Illegal migration bill will drive traffickers underground, says former PM May
The illegal migration bill could result in modern slavery victims being less likely to give evidence against traffickers, making it harder to catch them, the UK’s former Prime Minister Theresa May warned.
The illegal migration bill would enable the detention of unlawful arrivals without bail or judicial review within the first 28 days of detention until they can be removed.
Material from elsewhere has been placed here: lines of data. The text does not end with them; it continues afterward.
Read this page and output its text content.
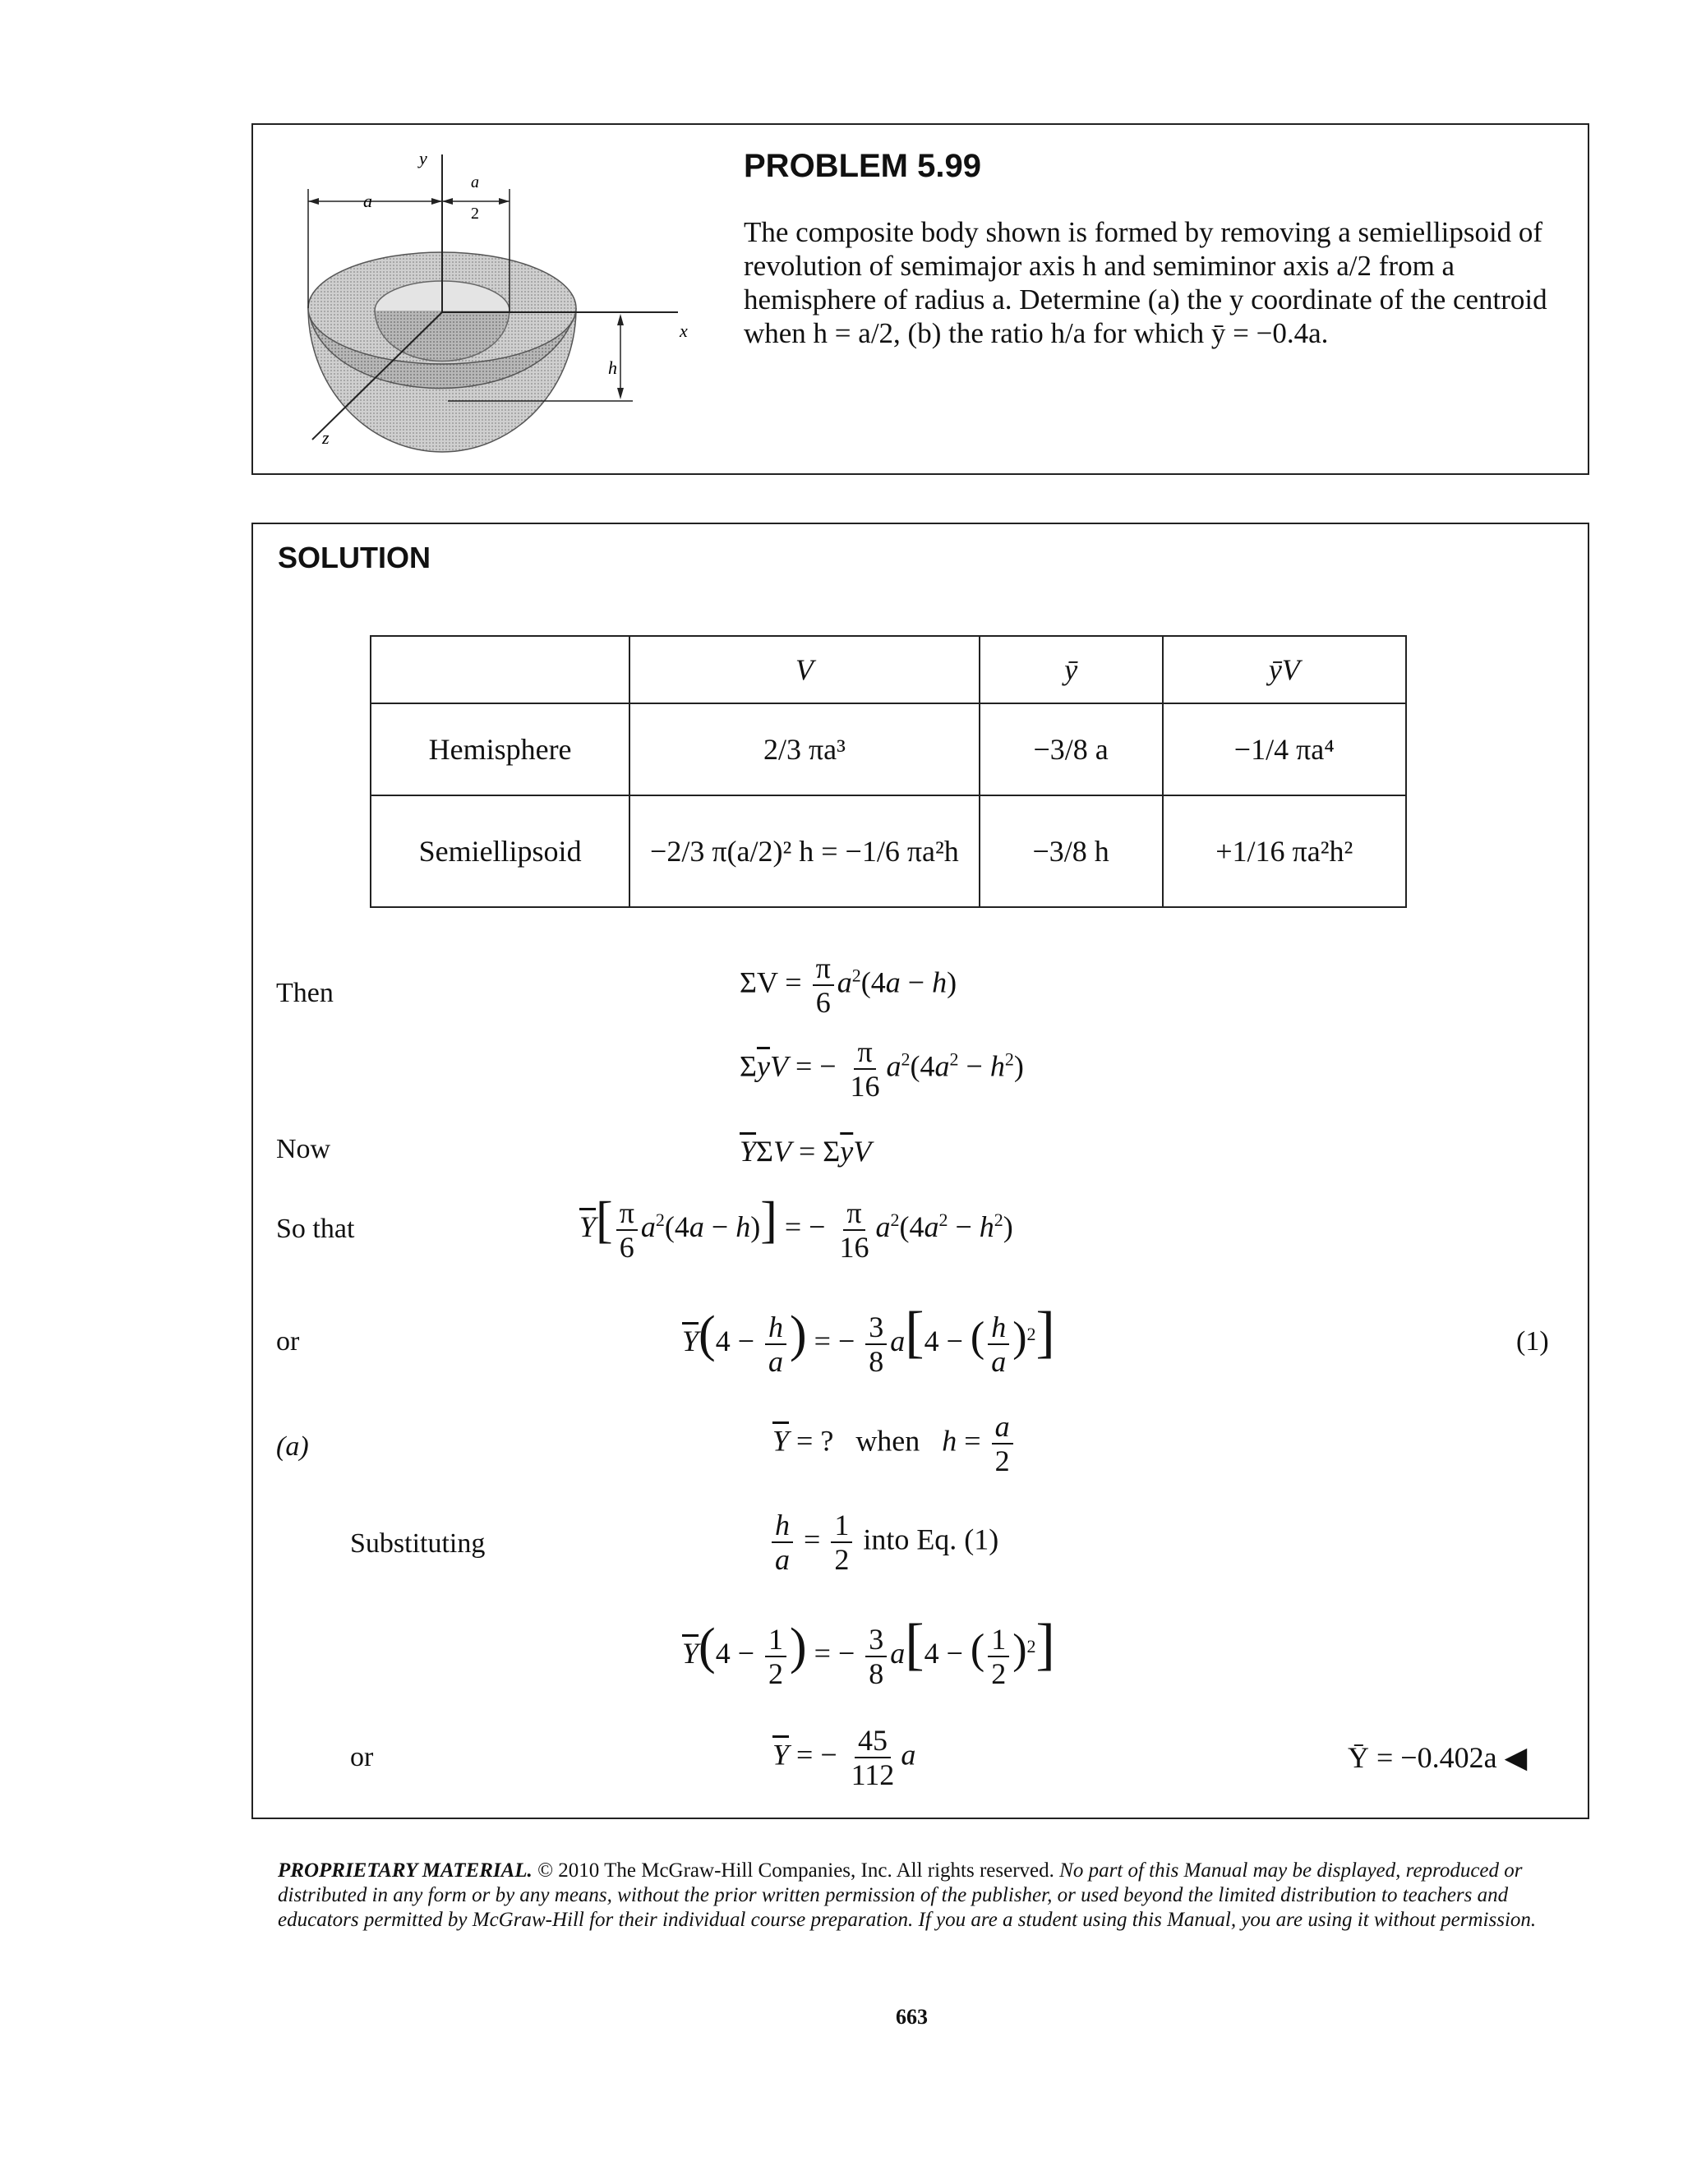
y
a
a
2
x
h
z
PROBLEM 5.99
The composite body shown is formed by removing a semiellipsoid of
revolution of semimajor axis h and semiminor axis a/2 from a
hemisphere of radius a. Determine (a) the y coordinate of the centroid
when h = a/2, (b) the ratio h/a for which ȳ = −0.4a.
SOLUTION
	V	ȳ	ȳV
Hemisphere	2/3 πa³	−3/8 a	−1/4 πa⁴
Semiellipsoid	−2/3 π(a/2)² h = −1/6 πa²h	−3/8 h	+1/16 πa²h²
Then
Now
So that
or
(a)
Substituting
or
(1)
$\Sigma V = \frac{\pi}{6} a^2(4a - h)$
$\Sigma\overline{y}V$ = − $\frac{\pi}{16} a^2(4a^2 - h^2)$
$\overline{Y}\Sigma V = \Sigma\overline{y}V$
$\overline{Y}[ \frac{\pi}{6} a^2(4a - h)]$ = − $\frac{\pi}{16} a^2(4a^2 - h^2)$
$\overline{Y}(4 - \frac{h}{a}$ ) = − $\frac{3}{8} a[4$ − ( $\frac{h}{a} )^2$]
$\overline{Y}$ = ?   when $h = \frac{a}{2}$
$\frac{h}{a} = \frac{1}{2}$ into Eq. (1)
$\overline{Y}(4 - \frac{1}{2}$ ) = − $\frac{3}{8} a[4$ − ( $\frac{1}{2} )^2$]
$\overline{Y}$ = − $\frac{45}{112}$ a	Ȳ = −0.402a ◀
PROPRIETARY MATERIAL. © 2010 The McGraw-Hill Companies, Inc. All rights reserved. No part of this Manual may be displayed, reproduced or distributed in any form or by any means, without the prior written permission of the publisher, or used beyond the limited distribution to teachers and educators permitted by McGraw-Hill for their individual course preparation. If you are a student using this Manual, you are using it without permission.
663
It includes provisions to prevent asylum seekers from claiming to be a victim of modern slavery to avoid or delay their removal.
“My fear with this illegal migration bill is that it will drive a coach and horses through the Modern Slavery Act, denying support to those who have been exploited and enslaved, and in doing so, making it much harder to catch and stop the traffickers and slave drivers,” said May, The Guardian reported.
According to the UK government, if someone is identified as a potential victim of modern slavery, “we will ensure they are safely returned home or to another safe country.”
“Now, there may be some of my colleagues who might say, ‘Well, doesn’t that mean an awful lot of people are going to want to stay here?’ and worry about the numbers, but many people brought here into slavery want to go home, they don’t just want to stay here,” said May.
“Under this bill, I fear it is more likely that they will stay here in the UK and be staying here in slavery,” she added.
On Monday, in a letter addressed to both chambers of the UK parliament, the Council of Europe (COE) Commissioner for Human Rights, Dunja Mijatovic, urged lawmakers to vote against the bill.
It is now “essential” that lawmakers “prevent legislation incompatible with the UK’s international obligations being passed”, she said in the letter.
For now, the UK parliament will have an opportunity to “thoroughly scrutinise the bill and, once approved, the measures in the bill will have been expressly endorsed by parliament.”